Time series and individual indicator maps can be downloaded individually by clicking on the corresponding buttons underneath. A bulk downloading option is available via ftp upon request (niels.souverijns@vito.be).
Meter-scale modelling
Apart from 100m, for the iconic cities, also 1m-scale heat stress simulations are executed using the HiREx model (Souverijns et al., 2023). This requires a detailed representation of individual features within the city quarters that are modelled, such as trees, buildings (and their height), roads, etc. These simulations are limited to one typical day in summer, due to their high computational costs.
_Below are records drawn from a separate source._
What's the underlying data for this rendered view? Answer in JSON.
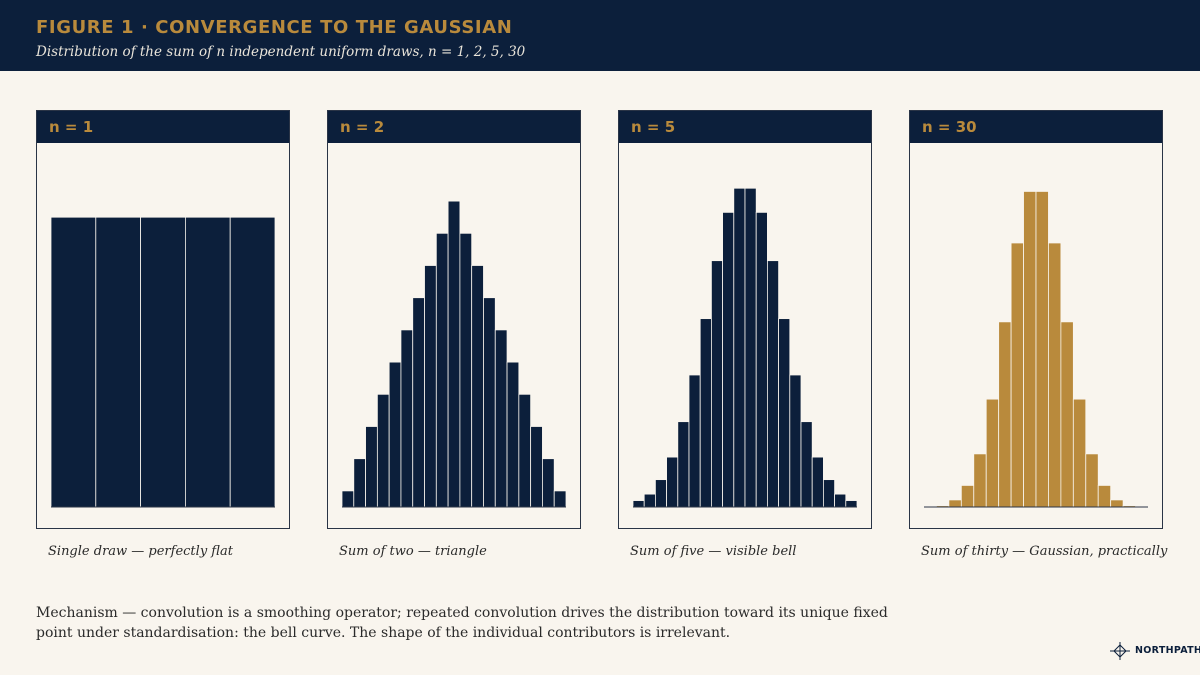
{
  "header": {
    "title": "FIGURE 1  ·  CONVERGENCE TO THE GAUSSIAN",
    "subtitle": "Distribution of the sum of n independent uniform draws, n = 1, 2, 5, 30"
  },
  "colors": {
    "navy": "#0c1f3b",
    "gold": "#b98a3c",
    "background": "#f9f5ee"
  },
  "chart_data": [
    {
      "type": "bar",
      "title": "n = 1",
      "caption": "Single draw — perfectly flat",
      "color": "#0c1f3b",
      "values": [
        0.9,
        0.9,
        0.9,
        0.9,
        0.9
      ],
      "ylim": [
        0,
        1
      ]
    },
    {
      "type": "bar",
      "title": "n = 2",
      "caption": "Sum of two — triangle",
      "color": "#0c1f3b",
      "values": [
        0.05,
        0.15,
        0.25,
        0.35,
        0.45,
        0.55,
        0.65,
        0.75,
        0.85,
        0.95,
        0.85,
        0.75,
        0.65,
        0.55,
        0.45,
        0.35,
        0.25,
        0.15,
        0.05
      ],
      "ylim": [
        0,
        1
      ]
    },
    {
      "type": "bar",
      "title": "n = 5",
      "caption": "Sum of five — visible bell",
      "color": "#0c1f3b",
      "values": [
        0.02,
        0.04,
        0.085,
        0.155,
        0.265,
        0.41,
        0.585,
        0.765,
        0.915,
        0.99,
        0.99,
        0.915,
        0.765,
        0.585,
        0.41,
        0.265,
        0.155,
        0.085,
        0.04,
        0.02
      ],
      "ylim": [
        0,
        1
      ]
    },
    {
      "type": "bar",
      "title": "n = 30",
      "caption": "Sum of thirty — Gaussian, practically",
      "color": "#b98a3c",
      "values": [
        0.001,
        0.004,
        0.022,
        0.067,
        0.165,
        0.335,
        0.575,
        0.82,
        0.98,
        0.98,
        0.82,
        0.575,
        0.335,
        0.165,
        0.067,
        0.022,
        0.004,
        0.001
      ],
      "ylim": [
        0,
        1
      ]
    }
  ],
  "footer": {
    "mechanism": "Mechanism — convolution is a smoothing operator; repeated convolution drives the distribution toward its unique fixed point under standardisation: the bell curve. The shape of the individual contributors is irrelevant.",
    "brand": "NORTHPATH",
    "brand_icon": "compass-icon"
  }
}
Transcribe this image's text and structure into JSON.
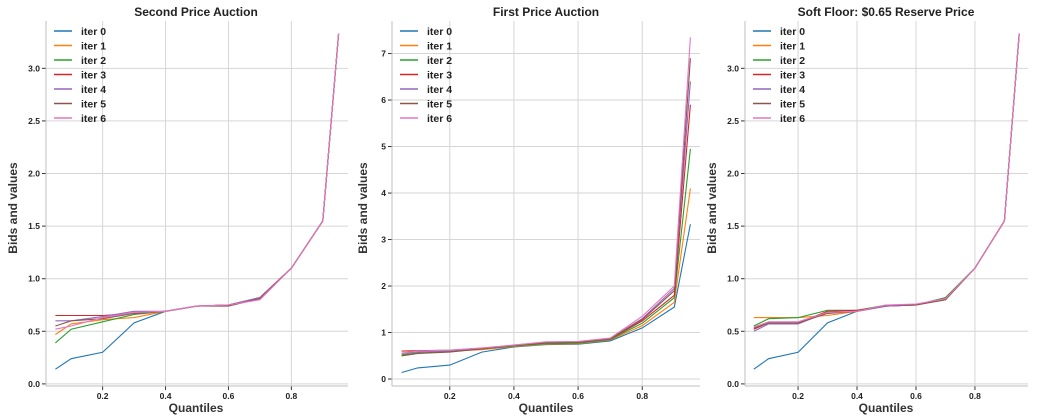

By considering the solar zenith and azimuth angles, shaded areas cast by buildings or trees were calculated for each hour of the day, as also the sky view factor (the fraction of the sky hemisphere visible from the ground). Combining the meteorological data with the detailed land surface properties, the HiREx module can iteratively calculate the Wet Bulb Globe Temperature at a 1m resolution, considering shade and solar zenith angles in each model time step. As this approach is nested in the UrbClim simulations, one can do calculations easily for both present and any future scenario calculated by UrbClim.
General
For the dashboard, we analyse the glacier projections for various geographies, including the country level. For the aggregation, each glacier is assigned to a geography based on the glacier’s terminus position. For each geography and each climate change scenario, we processed the corresponding data to generate three distinct plots, as described below.
The uncertainty in the projections originates from the global climate system response and climate variability as well as the emulated local climate. The uncertainty range is computed from the full ensemble for each scenario, taking the respective weight of each quantile into account. Glacier model uncertainty is not taken into account here.
The glacier variables shown in the dashboard consist of volume and area as percentages relative to the geographies total value in 2020 and the thinning rate in metres of water equivalent (w. e.) per year. A thinning rate of 1 means that, on average, the glaciers lost what corresponds to 1 metre of water across the entire glacierized area in that year. Thinning rate is calculated by dividing the annual volume change by the average area and adjusting for the density of ice and water.
For more details on our data aggregation methods, please refer to our GitHub repository at https://github.com/OGGM/provide, where you can find the actual code used for the creation of the glacier data displayed on the dashboard.
Time Series
The Climate Change Impact on GDP timeseries in the dashboard shows GDP in a given year under the influence of climate change compared to what GDP would have been in the same year without climate change. The baseline growth rate follows SSP2. The median, 5th and 95th percentiles are derived from ther 100 GDP estimates.